Di saat lain Penulis mengunjungi Ulele dan Pantai Lampu uk yang indah. Tempat ini banyak dikunjungi oleh pariwisata, ia terkenal dengan pantai yang indah dan ditengah laut terlihat jelas gunung-gunung yang mengelilingi Kota Banda Aceh. Batu-batu gunung ini banyak terdapat jenis giok, batu solar, batu bio solar, batu kecubung api, batu cempaka, batu giok mentimun dan batu lumut lainya. Kekayaan alam ini membuat para pecinta batu mulia berdatangan dari mancanegara sehingga di Ulele didirikan pasar batu mulia yang baru diresmikan oleh gubernur pada bulan Oktober 2014, disinilah penulis menikmati keindahan batu solar dan membelinya beberapa butir sebagai cendramata.
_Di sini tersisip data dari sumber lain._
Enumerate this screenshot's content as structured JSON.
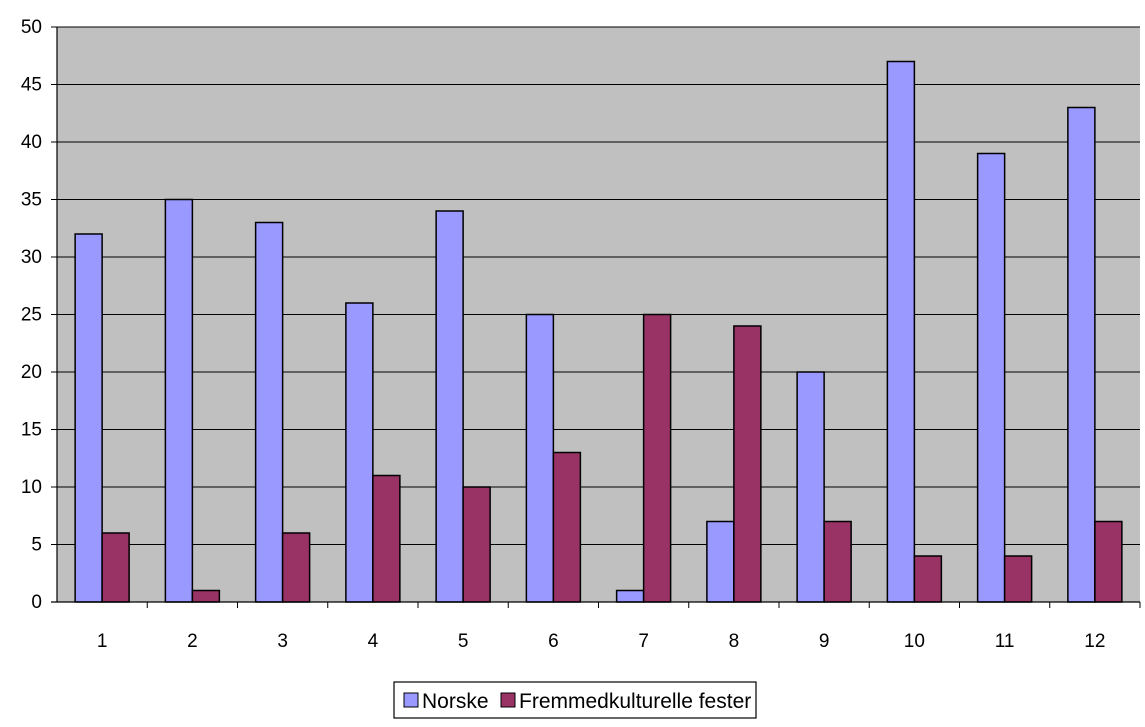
{
  "chart_data": {
    "type": "bar",
    "title": "",
    "xlabel": "",
    "ylabel": "",
    "categories": [
      "1",
      "2",
      "3",
      "4",
      "5",
      "6",
      "7",
      "8",
      "9",
      "10",
      "11",
      "12"
    ],
    "series": [
      {
        "name": "Norske",
        "color": "#9999ff",
        "values": [
          32,
          35,
          33,
          26,
          34,
          25,
          1,
          7,
          20,
          47,
          39,
          43
        ]
      },
      {
        "name": "Fremmedkulturelle fester",
        "color": "#993366",
        "values": [
          6,
          1,
          6,
          11,
          10,
          13,
          25,
          24,
          7,
          4,
          4,
          7
        ]
      }
    ],
    "ylim": [
      0,
      50
    ],
    "yticks": [
      0,
      5,
      10,
      15,
      20,
      25,
      30,
      35,
      40,
      45,
      50
    ],
    "grid": true,
    "plot_background": "#c0c0c0",
    "legend_position": "bottom"
  }
}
Di pantai Lampu Uk, kami menyempatkan makan siang dengan ikan bakar segar dari laut aceh. Keesokan harinya kami beserta rombongan menyeberang dari Ulele terus menuju pulau Sabang melihat sebuah tempat yang disebut Titik Nol Indonesia. Disinilah dimulai menghitung ukuran panjang wilayah Indonesia.
Sehari sebelum meninggalkan Banda Aceh kami menyempatkan diri singgah di Kapal Apung, yakni kapal tempat listrik tenaga diesel yang biasanya berada di tengah laut di ujung Pantai Ulele yang ketika Tsunami dibawa air ke tengah kota Banda Aceh, sekarang kapal itu menjadi bukti sejarah peristiwa Tsunami. Kami juga berkunjung ke Museum Tsunami. Bangunan ini dibangun oleh Donatur asing setelah pulihnya Tsunami, bangunan yang megah dan didalamnya tergantung poster-poster serta lukisan-lukisan peristiwa Tsunami. Didalam gedung ini juga diputarkan Film Peristiwa Tsunami untuk pengunjung. Ketika menonton ini tanpa disadari kami meneteskan air mata oleh kejadian di dalam film itu yakni berselang waktu lima sampai sepuluh menit air laut melanda kota Banda Aceh setinggi 10 meter dan menyapu habis seluruh bangunan dan manusia di dalamnya, ratusan ribu orang dalam sekejap mata meninggal, kecuali tinggal bangunan-bangunan Mesjid peninggalan abad ke 16 yakni Baiturrahman di Banda Aceh dan Baiturrahim di Ulele dan beberapa kuburan para Ulama terdahulu.